Il vento nell’officina prende prima la forma di una nuvola con i contorni segmentati, poi si distende e va a poggiarsi sulle pareti e in parte riesce dalle finestrelle in parte s’incaglia negli attrezzi o si accuccia tra le panchine.
Il signor Acciuga lo osserva con attenzione; con quell’attenzione che è possibile prestare alle cose mutevoli che sono parte di una metamorfosi che coinvolge chi guarda.

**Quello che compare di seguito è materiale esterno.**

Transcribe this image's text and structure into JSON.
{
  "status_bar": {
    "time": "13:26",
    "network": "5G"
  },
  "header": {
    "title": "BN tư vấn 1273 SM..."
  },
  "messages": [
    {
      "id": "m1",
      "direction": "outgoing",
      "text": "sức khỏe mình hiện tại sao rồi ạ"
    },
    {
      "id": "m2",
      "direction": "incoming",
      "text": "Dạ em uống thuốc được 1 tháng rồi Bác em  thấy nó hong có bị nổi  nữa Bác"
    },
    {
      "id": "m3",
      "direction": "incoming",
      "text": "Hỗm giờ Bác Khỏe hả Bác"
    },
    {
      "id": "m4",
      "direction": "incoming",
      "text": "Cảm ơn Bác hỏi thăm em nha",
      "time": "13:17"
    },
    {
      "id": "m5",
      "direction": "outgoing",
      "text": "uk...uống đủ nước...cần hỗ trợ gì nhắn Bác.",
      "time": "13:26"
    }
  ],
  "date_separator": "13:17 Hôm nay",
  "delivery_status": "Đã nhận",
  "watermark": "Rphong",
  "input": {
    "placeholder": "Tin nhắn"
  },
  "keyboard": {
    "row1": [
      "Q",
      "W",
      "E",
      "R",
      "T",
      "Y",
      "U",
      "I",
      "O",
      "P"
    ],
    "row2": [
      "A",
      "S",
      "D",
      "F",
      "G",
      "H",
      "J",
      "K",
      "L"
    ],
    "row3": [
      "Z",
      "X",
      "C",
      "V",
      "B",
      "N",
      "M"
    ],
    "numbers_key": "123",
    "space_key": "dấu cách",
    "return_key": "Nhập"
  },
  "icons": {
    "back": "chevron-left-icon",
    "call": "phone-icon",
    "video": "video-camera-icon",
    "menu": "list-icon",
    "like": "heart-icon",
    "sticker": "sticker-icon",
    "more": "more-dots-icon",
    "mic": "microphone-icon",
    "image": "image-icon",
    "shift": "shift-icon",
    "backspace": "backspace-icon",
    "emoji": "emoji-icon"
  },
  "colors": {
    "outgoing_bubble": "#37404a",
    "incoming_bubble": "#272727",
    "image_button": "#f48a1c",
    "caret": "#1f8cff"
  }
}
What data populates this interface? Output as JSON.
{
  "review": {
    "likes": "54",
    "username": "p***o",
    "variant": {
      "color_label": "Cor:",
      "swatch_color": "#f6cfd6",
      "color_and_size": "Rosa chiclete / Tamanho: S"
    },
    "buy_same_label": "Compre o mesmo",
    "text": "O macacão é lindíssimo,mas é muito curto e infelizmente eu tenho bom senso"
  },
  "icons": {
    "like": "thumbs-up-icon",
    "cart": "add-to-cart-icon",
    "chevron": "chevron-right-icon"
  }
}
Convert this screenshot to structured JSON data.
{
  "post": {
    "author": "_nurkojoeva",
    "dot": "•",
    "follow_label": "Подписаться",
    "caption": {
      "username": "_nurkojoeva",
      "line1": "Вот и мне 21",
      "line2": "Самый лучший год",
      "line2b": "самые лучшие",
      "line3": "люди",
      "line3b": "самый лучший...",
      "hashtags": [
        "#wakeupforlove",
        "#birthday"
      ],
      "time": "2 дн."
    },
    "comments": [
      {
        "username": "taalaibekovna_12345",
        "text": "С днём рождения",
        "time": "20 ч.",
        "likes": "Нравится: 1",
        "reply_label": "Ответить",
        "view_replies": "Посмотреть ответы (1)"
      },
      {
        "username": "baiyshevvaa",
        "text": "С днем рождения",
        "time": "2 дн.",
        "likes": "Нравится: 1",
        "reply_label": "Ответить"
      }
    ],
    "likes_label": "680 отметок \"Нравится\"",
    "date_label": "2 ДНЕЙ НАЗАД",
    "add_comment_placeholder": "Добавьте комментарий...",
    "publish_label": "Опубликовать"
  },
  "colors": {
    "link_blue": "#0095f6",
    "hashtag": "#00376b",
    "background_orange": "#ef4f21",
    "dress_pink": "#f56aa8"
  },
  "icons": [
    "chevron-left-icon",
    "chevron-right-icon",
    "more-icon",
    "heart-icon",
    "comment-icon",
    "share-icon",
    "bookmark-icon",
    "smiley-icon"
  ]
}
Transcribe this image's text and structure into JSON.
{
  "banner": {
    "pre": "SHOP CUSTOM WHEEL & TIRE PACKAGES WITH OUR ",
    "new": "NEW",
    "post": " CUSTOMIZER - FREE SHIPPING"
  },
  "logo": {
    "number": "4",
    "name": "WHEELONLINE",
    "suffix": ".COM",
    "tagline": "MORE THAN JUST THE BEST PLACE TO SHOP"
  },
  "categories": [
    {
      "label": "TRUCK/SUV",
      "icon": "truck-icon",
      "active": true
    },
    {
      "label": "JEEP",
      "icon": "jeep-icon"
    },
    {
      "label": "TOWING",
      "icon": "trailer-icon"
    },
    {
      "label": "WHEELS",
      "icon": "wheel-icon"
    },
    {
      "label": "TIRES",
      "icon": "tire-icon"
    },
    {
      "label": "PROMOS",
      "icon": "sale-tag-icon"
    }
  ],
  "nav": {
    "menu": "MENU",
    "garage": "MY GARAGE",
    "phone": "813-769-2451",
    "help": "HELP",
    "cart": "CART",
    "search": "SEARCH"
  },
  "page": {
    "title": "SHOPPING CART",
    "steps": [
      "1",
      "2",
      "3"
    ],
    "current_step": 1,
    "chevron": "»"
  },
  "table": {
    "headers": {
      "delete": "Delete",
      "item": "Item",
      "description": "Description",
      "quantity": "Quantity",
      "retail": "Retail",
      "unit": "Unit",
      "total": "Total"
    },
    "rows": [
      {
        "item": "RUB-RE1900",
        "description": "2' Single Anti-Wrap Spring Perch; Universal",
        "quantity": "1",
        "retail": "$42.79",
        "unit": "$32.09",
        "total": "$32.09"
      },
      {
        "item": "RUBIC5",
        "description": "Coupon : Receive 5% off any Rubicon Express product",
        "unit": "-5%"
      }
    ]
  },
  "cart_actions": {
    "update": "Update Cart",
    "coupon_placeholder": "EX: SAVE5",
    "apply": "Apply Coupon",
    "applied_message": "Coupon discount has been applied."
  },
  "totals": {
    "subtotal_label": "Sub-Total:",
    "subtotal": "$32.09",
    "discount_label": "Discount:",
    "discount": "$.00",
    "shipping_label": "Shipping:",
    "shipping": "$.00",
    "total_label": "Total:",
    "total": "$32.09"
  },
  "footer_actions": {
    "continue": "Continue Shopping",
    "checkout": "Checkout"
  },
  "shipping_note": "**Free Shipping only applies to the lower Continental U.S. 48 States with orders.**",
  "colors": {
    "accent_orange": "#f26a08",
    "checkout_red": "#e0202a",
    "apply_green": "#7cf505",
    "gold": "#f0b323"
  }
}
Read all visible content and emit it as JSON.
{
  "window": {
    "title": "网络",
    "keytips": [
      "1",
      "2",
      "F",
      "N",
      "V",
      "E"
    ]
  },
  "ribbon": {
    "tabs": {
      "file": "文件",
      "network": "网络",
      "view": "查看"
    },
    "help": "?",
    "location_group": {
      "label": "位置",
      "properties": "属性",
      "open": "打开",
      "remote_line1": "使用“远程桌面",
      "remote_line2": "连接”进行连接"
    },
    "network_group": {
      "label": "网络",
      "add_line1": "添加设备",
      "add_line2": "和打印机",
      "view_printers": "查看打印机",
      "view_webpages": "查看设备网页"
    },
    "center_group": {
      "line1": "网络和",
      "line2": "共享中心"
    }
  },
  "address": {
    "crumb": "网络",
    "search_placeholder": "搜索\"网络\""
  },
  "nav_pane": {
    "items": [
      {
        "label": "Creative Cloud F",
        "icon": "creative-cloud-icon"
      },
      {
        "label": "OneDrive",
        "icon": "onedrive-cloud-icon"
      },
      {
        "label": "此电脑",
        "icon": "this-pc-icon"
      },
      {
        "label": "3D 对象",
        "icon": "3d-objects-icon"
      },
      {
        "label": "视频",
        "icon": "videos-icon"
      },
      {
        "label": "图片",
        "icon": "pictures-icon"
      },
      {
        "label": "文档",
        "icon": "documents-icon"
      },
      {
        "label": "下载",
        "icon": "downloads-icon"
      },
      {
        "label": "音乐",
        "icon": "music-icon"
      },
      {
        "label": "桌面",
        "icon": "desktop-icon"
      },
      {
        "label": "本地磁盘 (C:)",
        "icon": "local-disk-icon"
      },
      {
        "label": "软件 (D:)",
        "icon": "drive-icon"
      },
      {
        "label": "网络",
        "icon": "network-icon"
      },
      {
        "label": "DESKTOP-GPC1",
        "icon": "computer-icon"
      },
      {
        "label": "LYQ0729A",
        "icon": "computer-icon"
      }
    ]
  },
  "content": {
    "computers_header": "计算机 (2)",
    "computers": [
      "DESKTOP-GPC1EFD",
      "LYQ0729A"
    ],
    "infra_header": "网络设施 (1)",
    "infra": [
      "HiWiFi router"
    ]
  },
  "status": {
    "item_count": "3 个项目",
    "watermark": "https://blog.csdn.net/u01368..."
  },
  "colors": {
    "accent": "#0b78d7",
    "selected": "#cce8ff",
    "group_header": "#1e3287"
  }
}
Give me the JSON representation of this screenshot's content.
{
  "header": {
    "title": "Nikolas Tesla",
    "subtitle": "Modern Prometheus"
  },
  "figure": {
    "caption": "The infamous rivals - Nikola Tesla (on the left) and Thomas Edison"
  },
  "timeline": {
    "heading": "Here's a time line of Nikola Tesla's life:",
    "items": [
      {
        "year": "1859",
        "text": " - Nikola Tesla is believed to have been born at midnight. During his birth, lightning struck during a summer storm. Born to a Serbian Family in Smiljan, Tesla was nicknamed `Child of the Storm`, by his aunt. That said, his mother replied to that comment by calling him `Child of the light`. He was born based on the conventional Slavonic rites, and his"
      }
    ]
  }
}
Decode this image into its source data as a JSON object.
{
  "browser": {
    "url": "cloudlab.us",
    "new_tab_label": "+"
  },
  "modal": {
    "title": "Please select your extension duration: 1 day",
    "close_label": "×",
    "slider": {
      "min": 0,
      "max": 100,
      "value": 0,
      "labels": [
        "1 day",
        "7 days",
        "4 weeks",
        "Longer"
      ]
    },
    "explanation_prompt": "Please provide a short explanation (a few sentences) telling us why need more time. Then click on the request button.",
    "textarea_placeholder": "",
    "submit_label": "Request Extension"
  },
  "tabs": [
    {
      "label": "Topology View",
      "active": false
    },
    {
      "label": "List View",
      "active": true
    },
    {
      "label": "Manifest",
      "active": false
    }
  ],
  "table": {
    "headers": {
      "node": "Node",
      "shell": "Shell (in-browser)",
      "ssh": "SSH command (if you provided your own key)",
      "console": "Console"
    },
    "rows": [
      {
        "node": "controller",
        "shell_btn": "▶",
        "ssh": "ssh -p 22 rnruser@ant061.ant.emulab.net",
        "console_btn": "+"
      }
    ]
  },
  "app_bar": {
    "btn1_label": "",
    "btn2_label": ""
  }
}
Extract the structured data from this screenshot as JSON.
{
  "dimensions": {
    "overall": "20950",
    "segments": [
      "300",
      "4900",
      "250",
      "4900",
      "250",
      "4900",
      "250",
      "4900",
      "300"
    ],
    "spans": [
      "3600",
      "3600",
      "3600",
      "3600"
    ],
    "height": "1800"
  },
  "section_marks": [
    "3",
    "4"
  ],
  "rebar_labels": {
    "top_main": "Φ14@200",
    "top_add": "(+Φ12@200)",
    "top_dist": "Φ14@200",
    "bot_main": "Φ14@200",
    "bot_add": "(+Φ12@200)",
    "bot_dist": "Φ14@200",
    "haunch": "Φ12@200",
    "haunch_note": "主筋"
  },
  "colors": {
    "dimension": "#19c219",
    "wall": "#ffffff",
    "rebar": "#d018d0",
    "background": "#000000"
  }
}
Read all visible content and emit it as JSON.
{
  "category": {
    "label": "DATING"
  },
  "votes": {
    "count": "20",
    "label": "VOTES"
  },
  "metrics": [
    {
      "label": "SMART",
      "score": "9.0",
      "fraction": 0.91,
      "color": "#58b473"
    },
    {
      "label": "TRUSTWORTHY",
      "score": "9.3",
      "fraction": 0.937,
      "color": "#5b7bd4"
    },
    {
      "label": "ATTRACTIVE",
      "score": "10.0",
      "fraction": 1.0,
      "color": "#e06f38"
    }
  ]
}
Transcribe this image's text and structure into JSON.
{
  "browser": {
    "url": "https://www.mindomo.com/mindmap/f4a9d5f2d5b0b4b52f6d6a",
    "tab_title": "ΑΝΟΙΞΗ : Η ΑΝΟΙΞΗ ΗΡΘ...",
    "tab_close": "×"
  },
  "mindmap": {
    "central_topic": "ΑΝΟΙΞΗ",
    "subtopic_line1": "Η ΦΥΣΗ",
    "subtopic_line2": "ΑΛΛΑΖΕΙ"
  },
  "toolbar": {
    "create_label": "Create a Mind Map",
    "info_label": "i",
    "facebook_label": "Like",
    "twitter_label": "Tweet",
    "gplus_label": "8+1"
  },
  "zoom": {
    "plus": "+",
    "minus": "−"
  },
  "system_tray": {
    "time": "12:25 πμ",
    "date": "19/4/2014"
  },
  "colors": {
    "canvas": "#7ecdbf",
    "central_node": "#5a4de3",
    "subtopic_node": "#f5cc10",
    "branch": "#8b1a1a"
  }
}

In questo caso non bastano solo gli occhi; è necessario usare le orecchie per farne magnete d’ascolto e di ricezione; ed è importante che anche il naso prominente di Acciuga si adoperi a non disperdere le molecole olfattive.
L’officina è qualcosa di simile ad un antro viscerale; un luogo dove insieme scampare ai disastri che la bora porta con sé e fare analisi di cosa sia il movimento dell’aria, da dove arrivi, dove vada, e perché proprio oggi gli elementi si sono messi in subbuglio e sembrano volere sdradicare ogni cosa incontrata lungo la sua nervosa traiettoria.
Il signor Acciuga si chiede se quella del vento sia una rivolta; una reazione alle ingiustizie che un po’ ovunque dilagano sulla superficie della terra e che mietono vittime si tratti di persone di alberi di animali di paesaggi di mare e di montagne.
Non c’è luogo in cui non avvenga una sopraffazione; non accada un sopruso; non venga rispettata la natura dei viventi.
Acciuga avrebbe gli strumenti per sapere che il vento si crea per ragioni ben diverse e che è del tutto indifferente alle sorti della terra; ma, pur sapendo qualcosa del genere, sente che a volte non bastano la spiegazione della scienza, perché ci sono momenti che vanno aldilà delle classificazioni e s’impongono come fenomeni da interpretare con altri mezzi con altri strumenti con altre sensibilità.
Mentre fuori piove aria e il rischio di crolli è altissimo, dentro l’officina in disuso trovata da Acciuga il vento arriva a piccole dosi, anche se in ogni dose è possibile che si dispieghi d’improvviso la catastrofe.
Tutti gli strumenti rimasti alle pareti tintinnano; sono come le sartie d’imbarcazioni riparate in porti di fortuna, in attesa che si possa tornare a navigare i mari aperti.
Tutte la superficie del corpo di Acciuga (non solo, come prima, i tre sensi della vista dell’olfatto e dell’udito) è all’erta: pelle, squame, pinne, peli e unghie fanno da sismografi; sono fogli inquieti su cui s’inscrive l’inquietudine dell’aria in movimento.
Il nervosismo del vento non accenna a diminuire; anzi forse cresce come una rabbia che si trasforma in rancore.
Ormai ogni àncora è levata, ma il signor Acciuga non si dà per vinto; aspetta come si aspetta nel ventre di una balena; aspetta e studia e osserva e fa proprie convinzioni che si tramutano in idee e in gesti.
Ecco che prende un martello e alcuni chiodi e attende che un lembo ventoso si avvicini alla parete e con fare istantaneo lo inchioda e mentre quello si dimena e fa vagiti stridenti riesce a tenere fermo un altro lembo e anche questo trafigge con i chiodi come fu trafitto Gesù sulla croce.
Non esce sangue dai lembi incarcerati alle pareti; l’aria fermata nel suo andare assassino diventa vela; mette in movimento l’intera officina, la trasforma in arca pronta a navigare tra i flutti rancorosi del fuori.
Il signor Acciuga è pronto per il viaggio.